Environmental Protection Agency (EPA) Administrator Lisa Jackson is having a good week in White House politics, as a major obstacle to her regulatory powers resigned as President Obama's chief of staff, and then the president held an EPA pep rally the next day assuring Jackson of his commitment to her agenda.
Bill Daley, Obama's outgoing chief of staff, temporarily canned EPA coal emissions regulations in 2010 because they would damage the economy. "What are the health impacts of unemployment?" he said while arguing against the Utility MACT rule.
Jackson considered resigning when her new regulations were trumped by Daley's concerns about their potential to destroy jobs. A former EPA administrator, Carol Browner, had already resigned as a White House environmental policy adviser before Daley eliminated her position.
Daley apparently lost the internecine conflict over the new regulation in December, when Jackson announced the Mercury and Air Toxics Standards (MATS) at a children's hospital in December, despite growing opposition from Republicans and reports that the EPA hid the damage that the new rule could inflict on the electric grid.
Three weeks later -- Monday, January 9th -- President Obama announced Daley's resignation, a decision that caught Obama by surprise. The Washington Examiner asked the White House Press Office if Daley's resignation was motivated at all by the EPA regulations, but has not heard back.

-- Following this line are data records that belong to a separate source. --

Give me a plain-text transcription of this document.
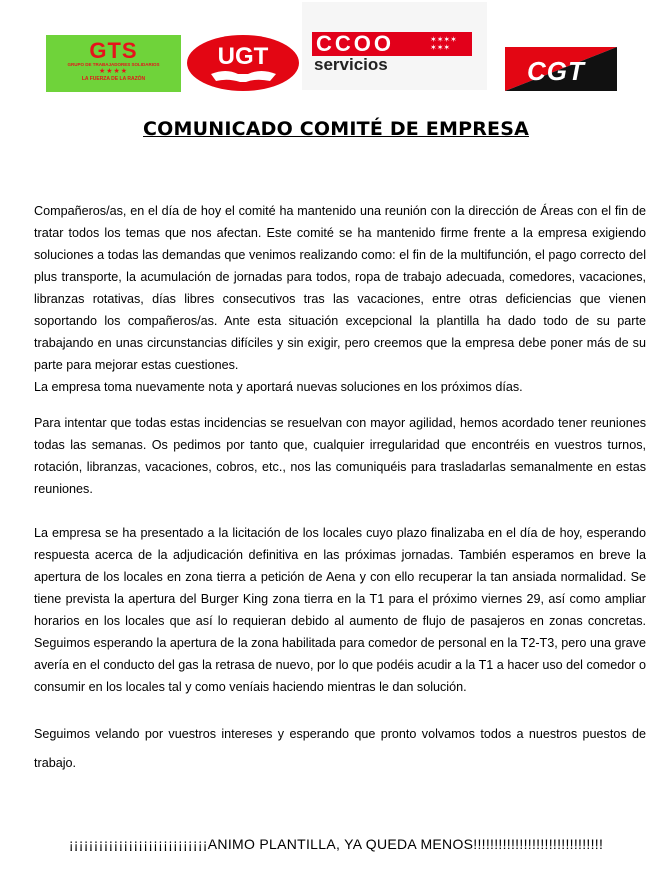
GTS
GRUPO DE TRABAJADORES SOLIDARIOS
★★★★
LA FUERZA DE LA RAZÓN
UGT CCOO	✶✶✶✶
✶✶✶
servicios	CGT
COMUNICADO COMITÉ DE EMPRESA

Compañeros/as, en el día de hoy el comité ha mantenido una reunión con la dirección de Áreas con el fin de tratar todos los temas que nos afectan. Este comité se ha mantenido firme frente a la empresa exigiendo soluciones a todas las demandas que venimos realizando como: el fin de la multifunción, el pago correcto del plus transporte, la acumulación de jornadas para todos, ropa de trabajo adecuada, comedores, vacaciones, libranzas rotativas, días libres consecutivos tras las vacaciones, entre otras deficiencias que vienen soportando los compañeros/as. Ante esta situación excepcional la plantilla ha dado todo de su parte trabajando en unas circunstancias difíciles y sin exigir, pero creemos que la empresa debe poner más de su parte para mejorar estas cuestiones.

La empresa toma nuevamente nota y aportará nuevas soluciones en los próximos días.

Para intentar que todas estas incidencias se resuelvan con mayor agilidad, hemos acordado tener reuniones todas las semanas. Os pedimos por tanto que, cualquier irregularidad que encontréis en vuestros turnos, rotación, libranzas, vacaciones, cobros, etc., nos las comuniquéis para trasladarlas semanalmente en estas reuniones.

La empresa se ha presentado a la licitación de los locales cuyo plazo finalizaba en el día de hoy, esperando respuesta acerca de la adjudicación definitiva en las próximas jornadas. También esperamos en breve la apertura de los locales en zona tierra a petición de Aena y con ello recuperar la tan ansiada normalidad. Se tiene prevista la apertura del Burger King zona tierra en la T1 para el próximo viernes 29, así como ampliar horarios en los locales que así lo requieran debido al aumento de flujo de pasajeros en zonas concretas. Seguimos esperando la apertura de la zona habilitada para comedor de personal en la T2-T3, pero una grave avería en el conducto del gas la retrasa de nuevo, por lo que podéis acudir a la T1 a hacer uso del comedor o consumir en los locales tal y como veníais haciendo mientras le dan solución.

Seguimos velando por vuestros intereses y esperando que pronto volvamos todos a nuestros puestos de trabajo.

¡¡¡¡¡¡¡¡¡¡¡¡¡¡¡¡¡¡¡¡¡¡¡¡¡¡¡¡ANIMO PLANTILLA, YA QUEDA MENOS!!!!!!!!!!!!!!!!!!!!!!!!!!!!!!!
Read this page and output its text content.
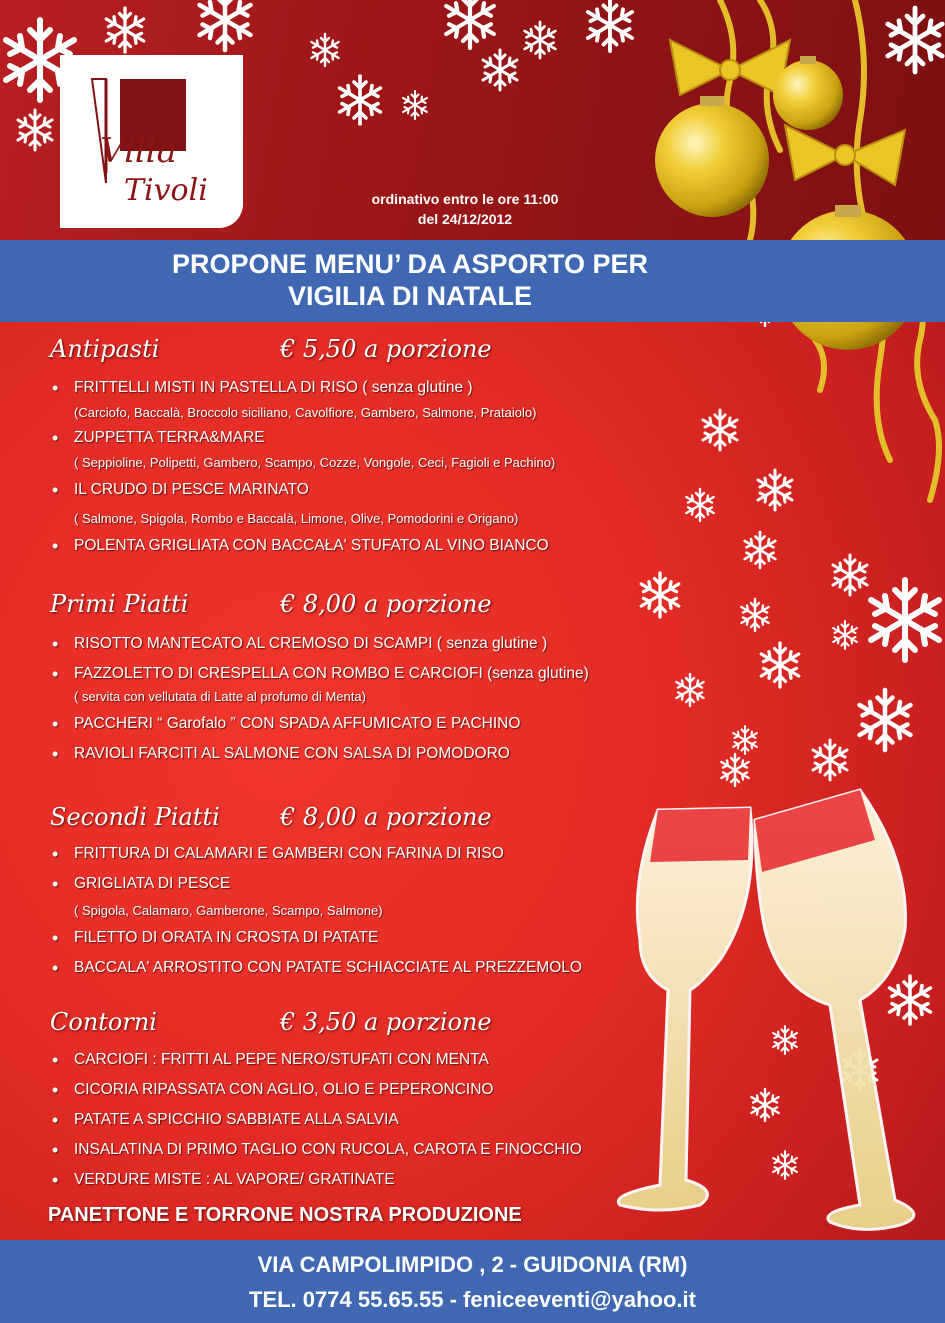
Villa
Tivoli	ordinativo entro le ore 11:00
del 24/12/2012
PROPONE MENU’ DA ASPORTO PER
VIGILIA DI NATALE
Antipasti	€ 5,50 a porzione
• FRITTELLI MISTI IN PASTELLA DI RISO ( senza glutine )
(Carciofo, Baccalà, Broccolo siciliano, Cavolfiore, Gambero, Salmone, Prataiolo)
• ZUPPETTA TERRA&MARE
( Seppioline, Polipetti, Gambero, Scampo, Cozze, Vongole, Ceci, Fagioli e Pachino)
• IL CRUDO DI PESCE MARINATO
( Salmone, Spigola, Rombo e Baccalà, Limone, Olive, Pomodorini e Origano)
• POLENTA GRIGLIATA CON BACCAŁA' STUFATO AL VINO BIANCO
Primi Piatti	€ 8,00 a porzione
• RISOTTO MANTECATO AL CREMOSO DI SCAMPI ( senza glutine )
• FAZZOLETTO DI CRESPELLA CON ROMBO E CARCIOFI (senza glutine)
( servita con vellutata di Latte al profumo di Menta)
• PACCHERI “ Garofalo ” CON SPADA AFFUMICATO E PACHINO
• RAVIOLI FARCITI AL SALMONE CON SALSA DI POMODORO
Secondi Piatti	€ 8,00 a porzione
• FRITTURA DI CALAMARI E GAMBERI CON FARINA DI RISO
• GRIGLIATA DI PESCE
( Spigola, Calamaro, Gamberone, Scampo, Salmone)
• FILETTO DI ORATA IN CROSTA DI PATATE
• BACCALA' ARROSTITO CON PATATE SCHIACCIATE AL PREZZEMOLO
Contorni	€ 3,50 a porzione
• CARCIOFI : FRITTI AL PEPE NERO/STUFATI CON MENTA
• CICORIA RIPASSATA CON AGLIO, OLIO E PEPERONCINO
• PATATE A SPICCHIO SABBIATE ALLA SALVIA
• INSALATINA DI PRIMO TAGLIO CON RUCOLA, CAROTA E FINOCCHIO
• VERDURE MISTE : AL VAPORE/ GRATINATE
PANETTONE E TORRONE NOSTRA PRODUZIONE
VIA CAMPOLIMPIDO , 2 - GUIDONIA (RM)
TEL. 0774 55.65.55 - feniceeventi@yahoo.it
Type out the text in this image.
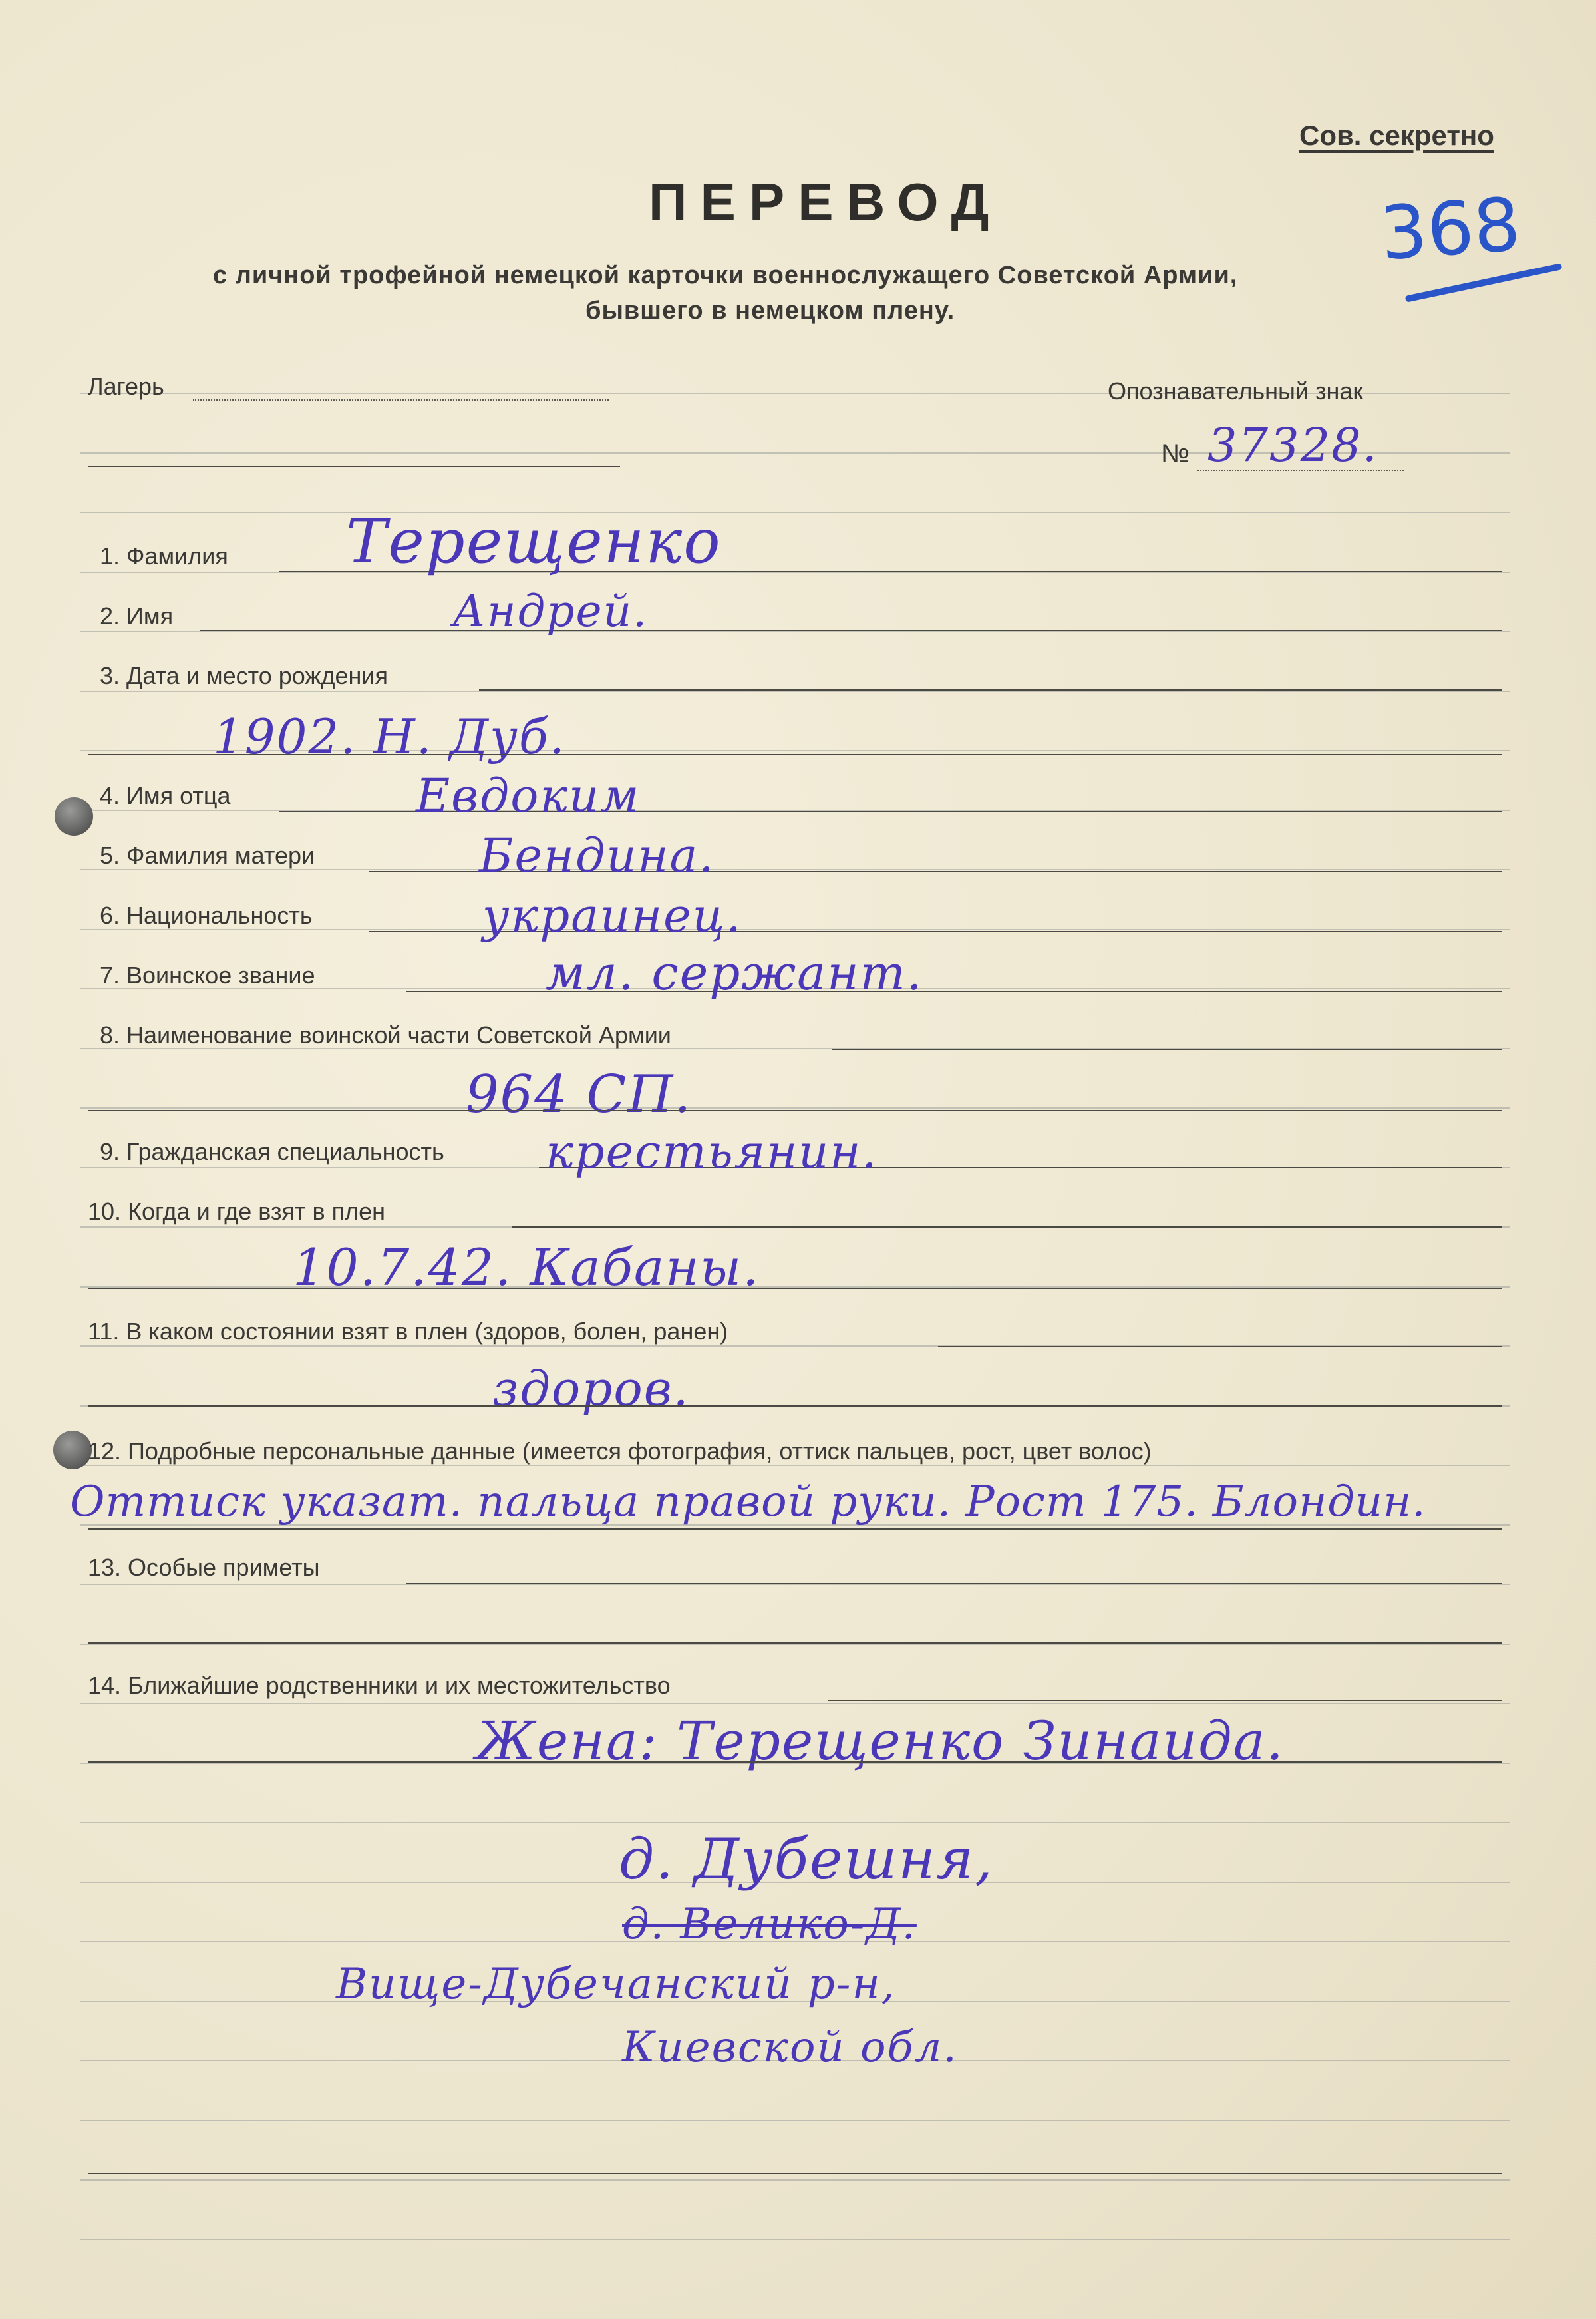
Сов. секретно
368
ПЕРЕВОД
с личной трофейной немецкой карточки военнослужащего Советской Армии,
бывшего в немецком плену.
Лагерь	Опознавательный знак
№ 37328.
1. Фамилия Терещенко
2. Имя	Андрей.
3. Дата и место рождения
1902. Н. Дуб.
4. Имя отца	Евдоким
5. Фамилия матери	Бендина.
6. Национальность	украинец.
7. Воинское звание	мл. сержант.
8. Наименование воинской части Советской Армии
964 СП.
9. Гражданская специальность крестьянин.
10. Когда и где взят в плен
10.7.42. Кабаны.
11. В каком состоянии взят в плен (здоров, болен, ранен)
здоров.
12. Подробные персональные данные (имеется фотография, оттиск пальцев, рост, цвет волос)
Оттиск указат. пальца правой руки. Рост 175. Блондин.
13. Особые приметы
14. Ближайшие родственники и их местожительство
Жена: Терещенко Зинаида.
д. Дубешня,
д. Велико-Д.
Вище-Дубечанский р-н,
Киевской обл.
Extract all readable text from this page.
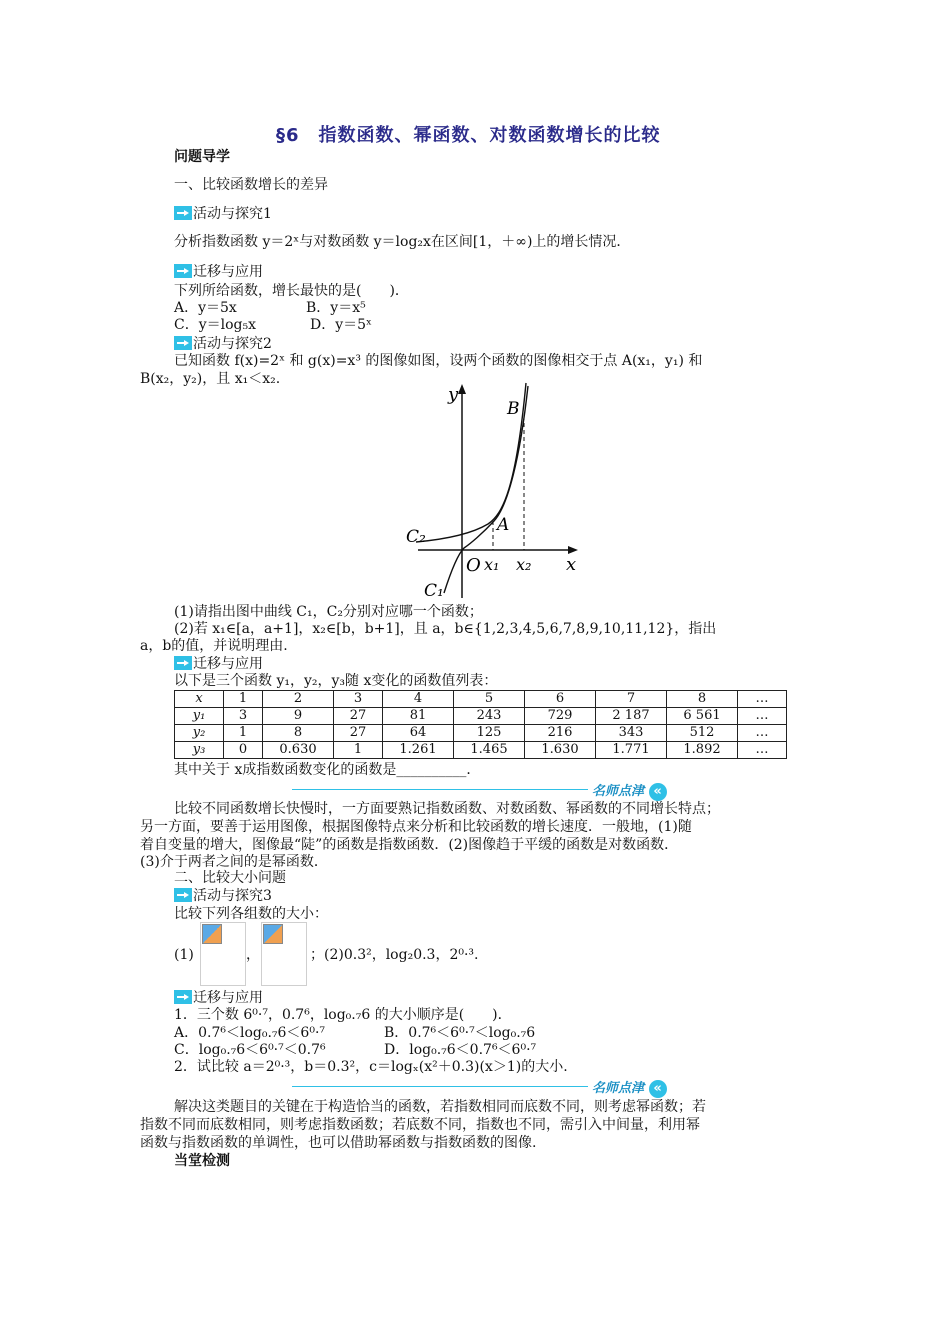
§6　指数函数、幂函数、对数函数增长的比较
问题导学
一、比较函数增长的差异
活动与探究1
分析指数函数 y＝2ˣ与对数函数 y＝log₂x在区间[1，＋∞)上的增长情况．
迁移与应用
下列所给函数，增长最快的是(　　)．
A．y＝5x	B．y＝x⁵
C．y＝log₅x	D．y＝5ˣ
活动与探究2
已知函数 f(x)=2ˣ 和 g(x)=x³ 的图像如图，设两个函数的图像相交于点 A(x₁，y₁) 和
B(x₂，y₂)，且 x₁＜x₂.
y
x
O
A
B
x₁ x₂
C₂
C₁
(1)请指出图中曲线 C₁，C₂分别对应哪一个函数；
(2)若 x₁∈[a，a+1]，x₂∈[b，b+1]，且 a，b∈{1,2,3,4,5,6,7,8,9,10,11,12}，指出
a，b的值，并说明理由.
迁移与应用
以下是三个函数 y₁，y₂，y₃随 x变化的函数值列表：
x	1	2	3	4	5	6	7	8	…
y₁	3	9	27	81	243	729	2 187	6 561	…
y₂	1	8	27	64	125	216	343	512	…
y₃	0	0.630	1	1.261	1.465	1.630	1.771	1.892	…
其中关于 x成指数函数变化的函数是__________．
名师点津 «
比较不同函数增长快慢时，一方面要熟记指数函数、对数函数、幂函数的不同增长特点；
另一方面，要善于运用图像，根据图像特点来分析和比较函数的增长速度．一般地，(1)随
着自变量的增大，图像最“陡”的函数是指数函数．(2)图像趋于平缓的函数是对数函数．
(3)介于两者之间的是幂函数．
二、比较大小问题
活动与探究3
比较下列各组数的大小：
(1)	，	；(2)0.3²，log₂0.3，2⁰·³.
迁移与应用
1．三个数 6⁰·⁷，0.7⁶，log₀.₇6 的大小顺序是(　　)．
A．0.7⁶＜log₀.₇6＜6⁰·⁷	B．0.7⁶＜6⁰·⁷＜log₀.₇6
C．log₀.₇6＜6⁰·⁷＜0.7⁶	D．log₀.₇6＜0.7⁶＜6⁰·⁷
2．试比较 a＝2⁰·³，b＝0.3²，c＝logₓ(x²＋0.3)(x＞1)的大小.
名师点津 «
解决这类题目的关键在于构造恰当的函数，若指数相同而底数不同，则考虑幂函数；若
指数不同而底数相同，则考虑指数函数；若底数不同，指数也不同，需引入中间量，利用幂
函数与指数函数的单调性，也可以借助幂函数与指数函数的图像.
当堂检测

"I think this is a case where it’s important and accurate to take at face value what Bill said, Bill Daley said in his letter of resignation to the President, and what the President said yesterday in announcing this transition," White House Press Secretary Jay Carney said in the press briefing yesterday. Carney said that that Daley is leaving because he wants to return home to Chicago after a stint in such a demanding job as the chief of staff.
Obama announced Daley's resignation, then went the next day to the EPA office to thank the regulators for their work. "I want to first acknowledge your outstanding Administrator, Lisa Jackson," President Obama told the EPA staff. Speaking to the whole office, he added: "I want you to know that you’ve got a President who is grateful for your work and will stand with you every inch of the way as you carry out your mission to make sure that we’ve got a cleaner world."